Data                               wide   ->   long
-----------------------------------------------------------------------------
Number of obs.                   868002   -> 1.5e+07
Number of variables                  88   ->       9
j variable (17 values)                    ->   year
xij variables:
earnings1995 earnings1996 ... earnings2011->   earnings
   region1995 region1996 ... region2011   ->   region
            age1995 age1996 ... age2011   ->   age
birth_year1995 birth_year1996 ... birth_year2011->birth_year
start_year1995 start_year1996 ... start_year2011->start_year
-----------------------------------------------------------------------------


In [60]:
%browse 10

Unnamed: 0,workerid,year,birth_year,age,start_year,region,earnings,sex,treated
1,1,1995,.,.,.,.,.,M,0
2,1,1996,.,.,.,.,.,M,0
3,1,1997,.,.,.,.,.,M,0
4,1,1998,.,.,.,.,.,M,0
5,1,1999,1944,55,1997,1,39975.012,M,0
6,1,2000,.,.,.,.,.,M,0
7,1,2001,1944,57,1997,1,278378.09,M,0
8,1,2002,.,.,.,.,.,M,0
9,1,2003,.,.,.,.,.,M,0
10,1,2004,.,.,.,.,.,M,0


Notice that we now have an observation for every worker in every year, although we know some workers are only observed in a subset of these. This is known as a `balanced panel`.  
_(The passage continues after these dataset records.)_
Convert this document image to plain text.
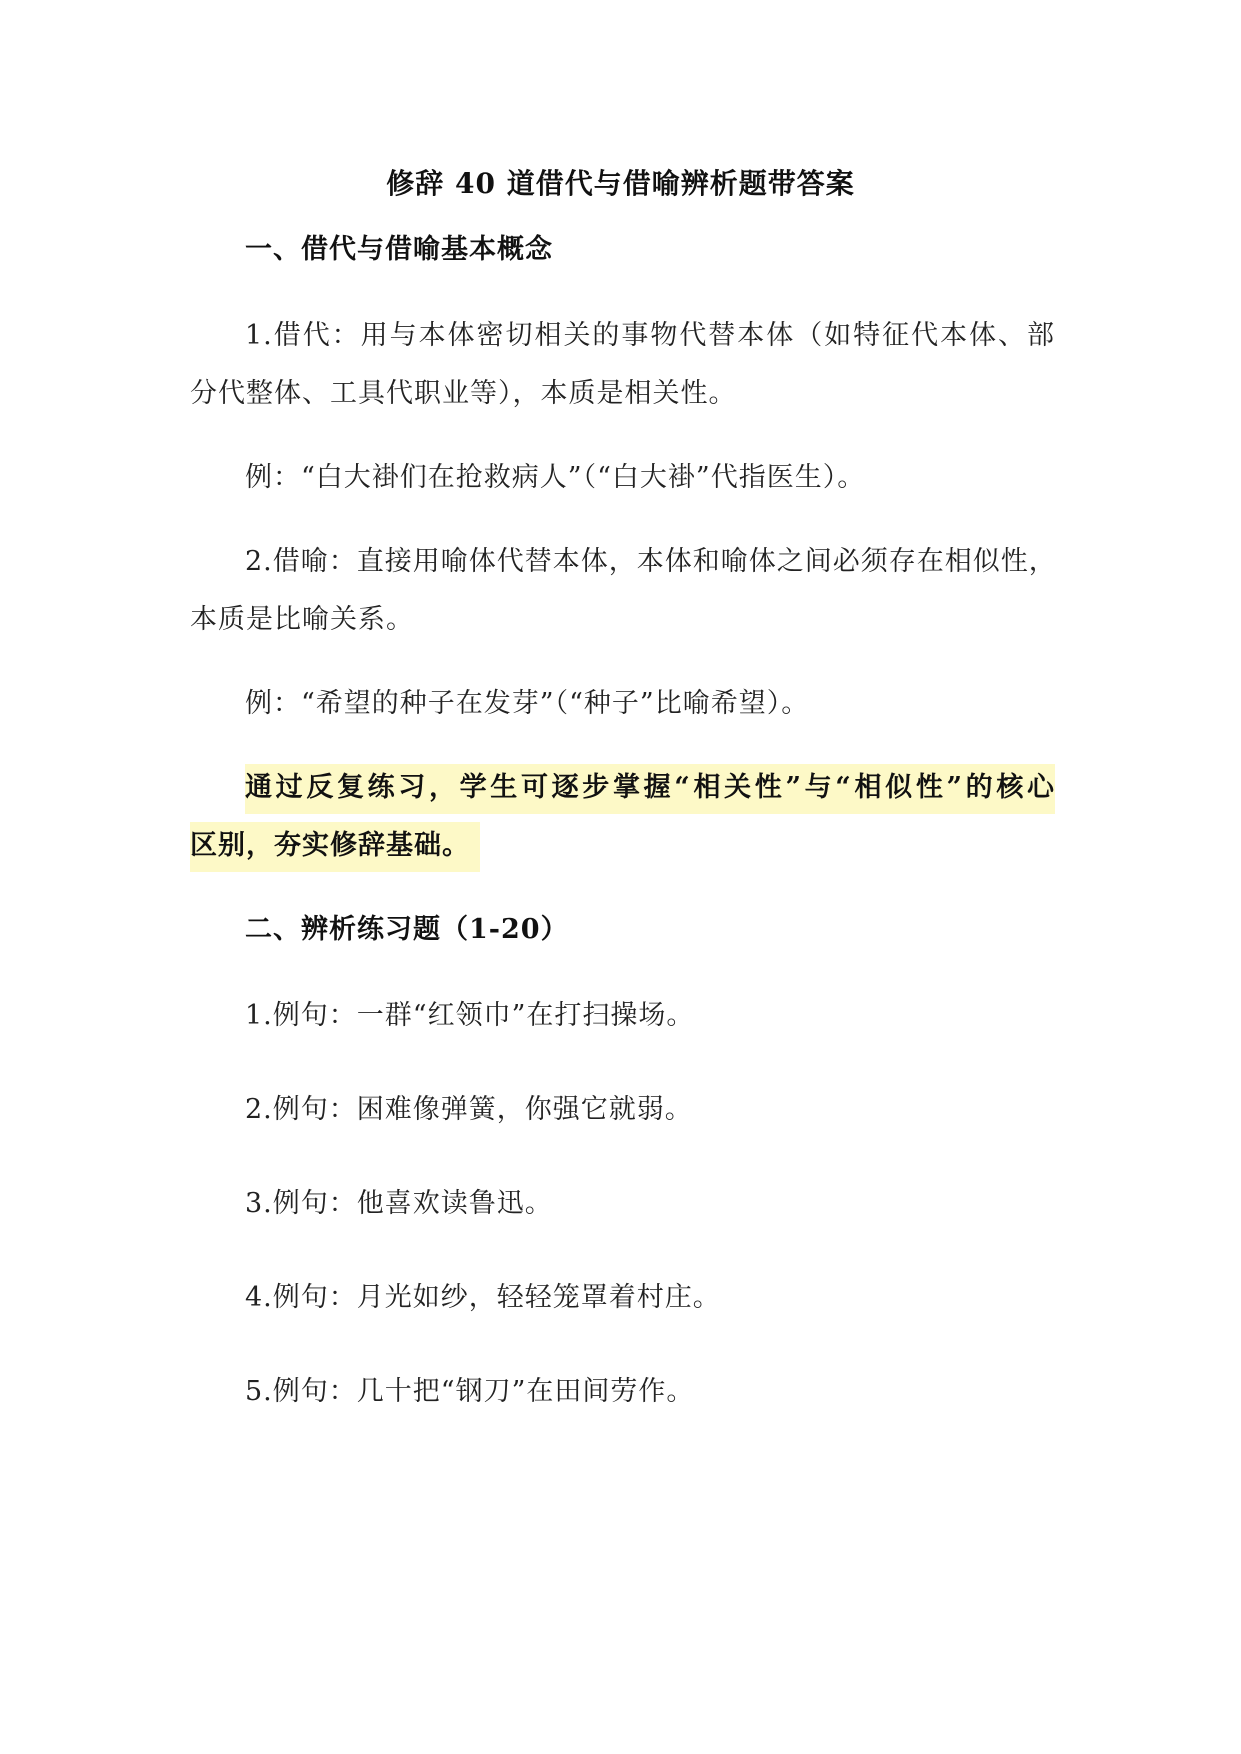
修辞 40 道借代与借喻辨析题带答案
一、借代与借喻基本概念
1.借代：用与本体密切相关的事物代替本体（如特征代本体、部
分代整体、工具代职业等），本质是相关性。
例：“白大褂们在抢救病人”（“白大褂”代指医生）。
2.借喻：直接用喻体代替本体，本体和喻体之间必须存在相似性，
本质是比喻关系。
例：“希望的种子在发芽”（“种子”比喻希望）。
通过反复练习，学生可逐步掌握“相关性”与“相似性”的核心
区别，夯实修辞基础。
二、辨析练习题（1-20）
1.例句：一群“红领巾”在打扫操场。
2.例句：困难像弹簧，你强它就弱。
3.例句：他喜欢读鲁迅。
4.例句：月光如纱，轻轻笼罩着村庄。
5.例句：几十把“钢刀”在田间劳作。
To retrieve the original dataset, we get rid of such observations with missing values.

In [61]:
keep if !missing(earnings)

(11,894,262 observations deleted)


In [62]:
%browse 10

Unnamed: 0,workerid,year,birth_year,age,start_year,region,earnings,sex,treated
1,1,1999,1944,55,1997,1,39975.012,M,0
2,1,2001,1944,57,1997,1,278378.09,M,0
3,2,2001,1947,54,2001,4,18682.6,M,0
4,2,2002,1947,55,2001,4,293336.41,M,0
5,2,2003,1947,56,2001,4,111797.3,M,0
6,3,2005,1951,54,2005,5,88351.672,M,0
7,3,2010,1951,59,2005,5,46229.57,M,0
8,4,1997,1952,45,1997,5,24911.029,M,1
9,4,2001,1952,49,1997,5,9908.3623,M,1
10,5,2009,1954,55,1998,2,137207.3,M,1


## 7.5 Wrap up
---
Being able to generate new variables and modify a dataset to fit your specific research is pivotal. Now you should hopefully have more confidence in your ability to perform these tasks. Good job! Next, we will explore the challenges posed by working with multiple datasets at once.